I demoni «in provetta» di un portiere di notte

I demoni «in provetta» di un portiere di notte

Si tratta di uscire dal buio infinito di un portiere di notte per entrare nel giorno di una nuova vita. Si tratta di fare un figlio, per quanto con l’ausilio della fivet, come la chiamano le infermiere e le signore in attesa della dolce attesa, cioè della «fecondazione in vitro con embryo transfer». Un figlio (meglio sarebbe una figlia, pensa il portiere di notte aspirante papà) che dopo quattro anni di matrimonio proprio non ne vuole sapere di arrivare da solo, conducendo per mano un esponente della vasta schiera di animalcules-spermatozoi fino alla meta.

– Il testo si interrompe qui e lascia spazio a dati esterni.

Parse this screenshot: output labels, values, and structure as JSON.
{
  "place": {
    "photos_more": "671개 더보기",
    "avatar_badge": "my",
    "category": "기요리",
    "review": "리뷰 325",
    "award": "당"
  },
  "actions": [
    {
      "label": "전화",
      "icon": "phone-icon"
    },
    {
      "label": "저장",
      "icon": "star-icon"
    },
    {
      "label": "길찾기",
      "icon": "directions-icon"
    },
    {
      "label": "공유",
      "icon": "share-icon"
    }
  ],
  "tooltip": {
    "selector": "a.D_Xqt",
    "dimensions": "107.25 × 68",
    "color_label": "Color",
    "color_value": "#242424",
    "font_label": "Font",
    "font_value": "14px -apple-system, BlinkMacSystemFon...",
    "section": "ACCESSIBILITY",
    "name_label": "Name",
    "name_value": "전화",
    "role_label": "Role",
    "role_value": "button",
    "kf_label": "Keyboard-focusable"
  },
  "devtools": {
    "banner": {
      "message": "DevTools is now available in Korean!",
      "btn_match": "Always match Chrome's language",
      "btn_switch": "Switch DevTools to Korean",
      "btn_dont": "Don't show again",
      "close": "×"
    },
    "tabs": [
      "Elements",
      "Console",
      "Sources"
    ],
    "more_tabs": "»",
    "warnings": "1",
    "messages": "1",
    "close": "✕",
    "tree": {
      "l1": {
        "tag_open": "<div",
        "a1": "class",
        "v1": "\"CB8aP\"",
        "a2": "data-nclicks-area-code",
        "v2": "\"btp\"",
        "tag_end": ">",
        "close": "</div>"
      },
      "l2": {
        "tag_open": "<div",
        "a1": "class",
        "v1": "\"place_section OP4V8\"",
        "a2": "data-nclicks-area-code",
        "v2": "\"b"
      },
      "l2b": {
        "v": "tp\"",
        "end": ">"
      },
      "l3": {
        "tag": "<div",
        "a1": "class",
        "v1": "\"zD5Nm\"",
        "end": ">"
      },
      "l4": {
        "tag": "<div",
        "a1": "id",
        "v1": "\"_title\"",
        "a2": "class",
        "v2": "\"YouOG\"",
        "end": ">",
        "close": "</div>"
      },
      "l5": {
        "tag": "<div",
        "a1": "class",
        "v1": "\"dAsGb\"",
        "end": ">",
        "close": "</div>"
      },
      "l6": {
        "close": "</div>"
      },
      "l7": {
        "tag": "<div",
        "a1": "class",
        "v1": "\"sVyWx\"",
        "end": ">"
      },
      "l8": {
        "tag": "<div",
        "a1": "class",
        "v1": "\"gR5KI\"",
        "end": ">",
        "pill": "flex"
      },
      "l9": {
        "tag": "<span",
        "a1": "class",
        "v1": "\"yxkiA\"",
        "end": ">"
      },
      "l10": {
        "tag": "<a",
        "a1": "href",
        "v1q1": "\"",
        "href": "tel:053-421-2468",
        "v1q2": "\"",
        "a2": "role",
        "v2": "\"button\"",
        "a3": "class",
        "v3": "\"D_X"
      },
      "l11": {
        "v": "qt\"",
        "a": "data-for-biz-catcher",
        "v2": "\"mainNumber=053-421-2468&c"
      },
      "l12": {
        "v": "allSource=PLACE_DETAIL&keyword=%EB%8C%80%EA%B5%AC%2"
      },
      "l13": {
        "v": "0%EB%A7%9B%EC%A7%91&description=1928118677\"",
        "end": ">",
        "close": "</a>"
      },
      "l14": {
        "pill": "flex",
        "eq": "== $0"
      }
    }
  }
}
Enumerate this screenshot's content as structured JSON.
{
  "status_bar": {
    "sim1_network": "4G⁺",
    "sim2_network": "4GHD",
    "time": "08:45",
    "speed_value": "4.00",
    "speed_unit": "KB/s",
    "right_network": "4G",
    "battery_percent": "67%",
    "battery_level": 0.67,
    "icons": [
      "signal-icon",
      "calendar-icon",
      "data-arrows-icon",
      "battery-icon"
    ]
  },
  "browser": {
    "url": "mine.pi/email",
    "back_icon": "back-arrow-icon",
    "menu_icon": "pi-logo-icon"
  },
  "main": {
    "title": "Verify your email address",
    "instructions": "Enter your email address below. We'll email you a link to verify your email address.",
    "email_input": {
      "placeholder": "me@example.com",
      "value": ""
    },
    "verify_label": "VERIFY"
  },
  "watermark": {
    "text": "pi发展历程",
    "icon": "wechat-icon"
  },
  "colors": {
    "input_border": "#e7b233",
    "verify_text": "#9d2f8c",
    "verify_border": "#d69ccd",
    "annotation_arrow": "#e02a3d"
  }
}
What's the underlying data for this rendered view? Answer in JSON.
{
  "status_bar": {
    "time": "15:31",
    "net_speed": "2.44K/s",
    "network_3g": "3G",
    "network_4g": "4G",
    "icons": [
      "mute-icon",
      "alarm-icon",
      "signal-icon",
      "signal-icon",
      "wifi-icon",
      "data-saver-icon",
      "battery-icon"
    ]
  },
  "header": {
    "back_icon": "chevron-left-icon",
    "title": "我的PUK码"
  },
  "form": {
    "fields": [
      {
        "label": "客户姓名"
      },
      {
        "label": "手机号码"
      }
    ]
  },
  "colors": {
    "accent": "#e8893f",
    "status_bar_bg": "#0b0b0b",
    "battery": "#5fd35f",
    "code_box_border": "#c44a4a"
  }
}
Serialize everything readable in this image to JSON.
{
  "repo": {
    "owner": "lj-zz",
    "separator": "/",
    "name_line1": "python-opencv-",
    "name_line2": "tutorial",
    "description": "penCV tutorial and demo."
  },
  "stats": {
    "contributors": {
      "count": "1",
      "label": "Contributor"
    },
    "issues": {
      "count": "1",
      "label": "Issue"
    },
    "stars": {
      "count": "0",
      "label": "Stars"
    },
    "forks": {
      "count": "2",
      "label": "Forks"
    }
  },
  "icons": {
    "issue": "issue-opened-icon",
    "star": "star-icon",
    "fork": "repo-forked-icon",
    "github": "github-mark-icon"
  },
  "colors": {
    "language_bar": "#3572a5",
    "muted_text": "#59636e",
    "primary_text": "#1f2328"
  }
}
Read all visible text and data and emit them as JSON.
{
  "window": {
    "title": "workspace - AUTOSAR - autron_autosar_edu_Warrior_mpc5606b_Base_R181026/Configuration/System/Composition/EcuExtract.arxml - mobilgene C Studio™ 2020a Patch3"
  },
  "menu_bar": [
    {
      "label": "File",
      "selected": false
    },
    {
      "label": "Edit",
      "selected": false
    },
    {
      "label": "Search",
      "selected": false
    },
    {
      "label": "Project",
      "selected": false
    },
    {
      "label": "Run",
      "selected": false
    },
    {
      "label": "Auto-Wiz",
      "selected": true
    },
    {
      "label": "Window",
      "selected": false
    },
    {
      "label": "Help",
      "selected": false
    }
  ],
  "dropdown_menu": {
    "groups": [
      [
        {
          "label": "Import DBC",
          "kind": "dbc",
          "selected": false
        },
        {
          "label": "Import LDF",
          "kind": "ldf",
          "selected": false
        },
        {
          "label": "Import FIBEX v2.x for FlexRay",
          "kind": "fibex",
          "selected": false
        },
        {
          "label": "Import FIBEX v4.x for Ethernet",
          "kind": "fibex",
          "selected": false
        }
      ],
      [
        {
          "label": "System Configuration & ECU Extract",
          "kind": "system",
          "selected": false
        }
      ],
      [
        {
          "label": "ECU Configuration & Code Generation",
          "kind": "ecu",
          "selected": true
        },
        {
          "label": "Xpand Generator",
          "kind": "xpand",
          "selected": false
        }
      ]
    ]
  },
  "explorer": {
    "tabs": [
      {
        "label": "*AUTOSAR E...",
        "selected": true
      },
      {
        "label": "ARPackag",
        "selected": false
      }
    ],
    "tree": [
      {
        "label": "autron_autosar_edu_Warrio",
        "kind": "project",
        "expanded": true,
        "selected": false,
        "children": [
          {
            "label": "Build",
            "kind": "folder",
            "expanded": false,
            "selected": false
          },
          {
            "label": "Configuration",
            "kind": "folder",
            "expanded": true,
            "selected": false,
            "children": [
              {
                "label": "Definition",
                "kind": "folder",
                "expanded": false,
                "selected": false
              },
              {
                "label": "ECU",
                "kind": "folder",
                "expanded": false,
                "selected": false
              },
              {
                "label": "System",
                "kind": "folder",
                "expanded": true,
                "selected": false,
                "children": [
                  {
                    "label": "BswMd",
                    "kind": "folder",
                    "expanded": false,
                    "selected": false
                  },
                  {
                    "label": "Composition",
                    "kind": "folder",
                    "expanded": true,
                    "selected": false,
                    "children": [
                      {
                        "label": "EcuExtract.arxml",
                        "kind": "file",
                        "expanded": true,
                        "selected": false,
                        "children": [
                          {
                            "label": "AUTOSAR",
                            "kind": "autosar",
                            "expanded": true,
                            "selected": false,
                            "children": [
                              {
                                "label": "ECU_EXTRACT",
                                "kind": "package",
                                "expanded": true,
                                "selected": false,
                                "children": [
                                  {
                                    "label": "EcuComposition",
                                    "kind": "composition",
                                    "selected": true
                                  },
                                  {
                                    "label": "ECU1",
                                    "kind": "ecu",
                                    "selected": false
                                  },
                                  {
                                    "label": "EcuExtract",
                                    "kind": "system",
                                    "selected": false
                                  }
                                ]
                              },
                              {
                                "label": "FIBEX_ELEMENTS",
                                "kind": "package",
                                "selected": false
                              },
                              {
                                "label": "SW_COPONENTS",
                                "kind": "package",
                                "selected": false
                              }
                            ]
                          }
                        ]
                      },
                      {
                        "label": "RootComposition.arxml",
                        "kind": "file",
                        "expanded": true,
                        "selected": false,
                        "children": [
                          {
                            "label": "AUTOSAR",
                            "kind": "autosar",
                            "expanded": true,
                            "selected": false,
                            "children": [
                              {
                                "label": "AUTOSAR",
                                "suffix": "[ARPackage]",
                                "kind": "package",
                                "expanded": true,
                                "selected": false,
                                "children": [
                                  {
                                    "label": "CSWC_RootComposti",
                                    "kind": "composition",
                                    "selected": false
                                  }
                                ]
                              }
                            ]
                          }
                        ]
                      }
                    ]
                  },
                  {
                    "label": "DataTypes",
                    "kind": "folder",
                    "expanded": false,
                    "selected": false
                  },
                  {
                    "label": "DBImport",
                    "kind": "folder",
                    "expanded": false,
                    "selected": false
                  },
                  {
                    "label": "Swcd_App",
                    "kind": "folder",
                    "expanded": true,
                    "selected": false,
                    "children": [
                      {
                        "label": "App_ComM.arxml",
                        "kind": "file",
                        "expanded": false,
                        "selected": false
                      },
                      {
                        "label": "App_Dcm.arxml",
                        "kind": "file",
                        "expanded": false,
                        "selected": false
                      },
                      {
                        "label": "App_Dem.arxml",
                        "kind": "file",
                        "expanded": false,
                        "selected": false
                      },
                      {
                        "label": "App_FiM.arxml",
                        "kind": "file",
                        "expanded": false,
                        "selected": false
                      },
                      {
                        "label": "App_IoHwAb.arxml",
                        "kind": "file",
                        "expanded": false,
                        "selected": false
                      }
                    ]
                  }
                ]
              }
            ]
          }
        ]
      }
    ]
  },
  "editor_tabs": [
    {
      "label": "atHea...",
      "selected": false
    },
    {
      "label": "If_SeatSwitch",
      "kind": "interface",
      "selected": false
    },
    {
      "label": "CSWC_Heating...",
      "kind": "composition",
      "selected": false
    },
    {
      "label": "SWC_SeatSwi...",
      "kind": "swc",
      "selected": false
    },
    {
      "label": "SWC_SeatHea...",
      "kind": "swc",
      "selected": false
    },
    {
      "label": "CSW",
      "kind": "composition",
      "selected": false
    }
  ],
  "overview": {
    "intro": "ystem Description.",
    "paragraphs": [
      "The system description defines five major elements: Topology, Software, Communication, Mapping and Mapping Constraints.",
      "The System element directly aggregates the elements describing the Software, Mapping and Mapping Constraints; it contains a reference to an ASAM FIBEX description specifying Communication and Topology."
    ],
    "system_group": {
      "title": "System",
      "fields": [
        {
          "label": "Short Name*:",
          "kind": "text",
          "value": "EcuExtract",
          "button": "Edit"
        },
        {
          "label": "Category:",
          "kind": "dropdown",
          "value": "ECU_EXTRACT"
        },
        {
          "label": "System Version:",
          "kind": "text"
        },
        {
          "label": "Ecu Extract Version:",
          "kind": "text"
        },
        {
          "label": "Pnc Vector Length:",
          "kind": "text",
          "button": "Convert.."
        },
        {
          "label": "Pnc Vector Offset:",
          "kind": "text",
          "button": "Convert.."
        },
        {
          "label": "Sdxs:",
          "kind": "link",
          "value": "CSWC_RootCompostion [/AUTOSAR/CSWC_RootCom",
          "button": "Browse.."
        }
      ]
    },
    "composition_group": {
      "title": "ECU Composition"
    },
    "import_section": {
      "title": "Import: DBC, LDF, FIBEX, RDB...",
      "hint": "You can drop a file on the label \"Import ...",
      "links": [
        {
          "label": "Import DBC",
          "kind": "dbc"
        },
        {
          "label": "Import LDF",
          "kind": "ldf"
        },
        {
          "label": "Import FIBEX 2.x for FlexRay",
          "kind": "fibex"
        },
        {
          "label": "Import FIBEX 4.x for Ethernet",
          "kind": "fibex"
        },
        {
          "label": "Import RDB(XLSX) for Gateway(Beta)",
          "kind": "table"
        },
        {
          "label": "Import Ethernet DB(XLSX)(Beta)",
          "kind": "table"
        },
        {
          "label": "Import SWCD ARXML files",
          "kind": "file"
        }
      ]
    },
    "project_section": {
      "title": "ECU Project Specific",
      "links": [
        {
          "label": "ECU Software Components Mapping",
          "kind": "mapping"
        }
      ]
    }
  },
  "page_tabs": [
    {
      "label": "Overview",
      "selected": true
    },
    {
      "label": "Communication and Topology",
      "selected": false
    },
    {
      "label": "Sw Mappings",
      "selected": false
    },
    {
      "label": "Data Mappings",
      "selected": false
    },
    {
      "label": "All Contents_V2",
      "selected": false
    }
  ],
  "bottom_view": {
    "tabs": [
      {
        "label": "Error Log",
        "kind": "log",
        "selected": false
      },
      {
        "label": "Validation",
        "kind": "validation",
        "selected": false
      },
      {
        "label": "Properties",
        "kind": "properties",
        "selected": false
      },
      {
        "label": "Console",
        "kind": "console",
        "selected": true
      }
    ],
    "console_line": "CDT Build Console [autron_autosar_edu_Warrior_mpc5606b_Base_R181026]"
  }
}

Si tratta dunque, prima di tutto, in ordine temporale, di essere buono a una sega, parafrasando, e dando seguito materiale alla parafrasi, l’espressione vernacolare «non sei buono a una sega», per dire che non vali niente, nemmeno una delle cicche di sigaretta che butti in un tombino quando esci dall’hotel per prendere una boccata d’aria. Per cui, se qualcuno è arrivato al punto, bassissimo, forse l’ultimo gradino della scala sociale, di rubare le riviste pornografiche messe a disposizione dei clienti-pazienti maschi in un apposito stanzino dell’Ospedale della Versilia, si tratta di ripiegare sull’elegante figura della biologa, la quale tanto gentile e tanto onesta pare quand’ella altrui aiuta, in spiritu, a svolgere, con la forza dell’immaginazione, il banale compitino eiaculatorio.
Si tratta, insomma, di leggere questo eccellente esordio, La generazione di Simone Lenzi, quarantaduenne livornese, paroliere e voce del gruppo di alternative rock Virginiana Miller (Dalai Editore, pagg. 158, euro 15, e in un secondo momento si tratterà di vedere il film che Paolo Virzì ne sta traendo, pare con ottimi risultati). Avendo cura però di non cadere nel ginepraio in cui lui stesso, il Lenzi-Narratore di un altro, limitrofo se stesso, è caduto a nostro uso e consumo. «Quello che molti non sopporterebbero senza perderci la ragione è proprio ciò che non c’è da fare. È vivere tante ore nella propria mente», scrive. Perché vivere tante ore nella propria mente significa rimanere ostaggio dei propri neuroni, che poi tutto sommato sembrano anch’essi animalcules, solo un po’ diversi dagli spermatozoi che cazzeggiano invece di fare il loro dovere; e da tutte le bestioline che Antoni van Leeuwenhoek, santo patrono del microscopio e scopritore dei protozoi, per primo osservò; e dai puntini neri che si vedevano sul televisore acceso quando i programmi non erano ancora iniziati e la tv era ancora in bianco e nero e trasmetteva A come Andromeda...
Se hai quarant’anni, la barba nera (ma ancora ma per poco...) e modi gentili, può capitarti di sedurre involontariamente una piacente hostess cinquantenne, interrompendo per qualche minuto i tuoi pensieri scientifico-letterari e compulsivi come lo studio «matto e disperatissimo» di Leopardi: sugli esperimenti con le rane dell’abate Spallanzani, sulle elucubrazioni di Comenio, sui progetti del Redi. Puoi anche risultare simpatico ai pochi ospiti che ricevi ogni tanto in casa con la tua mogliettina, la quale accoglie come puntuale maledizione le mestruazioni. Puoi persino essere di minimo conforto all’altrettanto puntuale passeggiatore notturno che parla da solo (ma non è forse vero che parliamo tutti da soli?). Però quando ti tocca uscire dalla dimensione di «pipistrello accecato che continua a girare in tondo senza sbattere contro le pareti» e farti assistere dalla scienza non libresca, non polverosa, non teorica, ma in carne e ossa, asettica, pratica, allora ti senti un animalculum sperduto. Dovresti cogliere l’attimo, il frattempo «che è il tempo che sta fra la brevità della vita e la lunghezza dell’arte». Così ti affidi al vecchio maestro Ippocrate: «La vita è breve, l’arte lunga, l’occasione fuggevole, l’esperimento pericoloso, il giudizio difficile».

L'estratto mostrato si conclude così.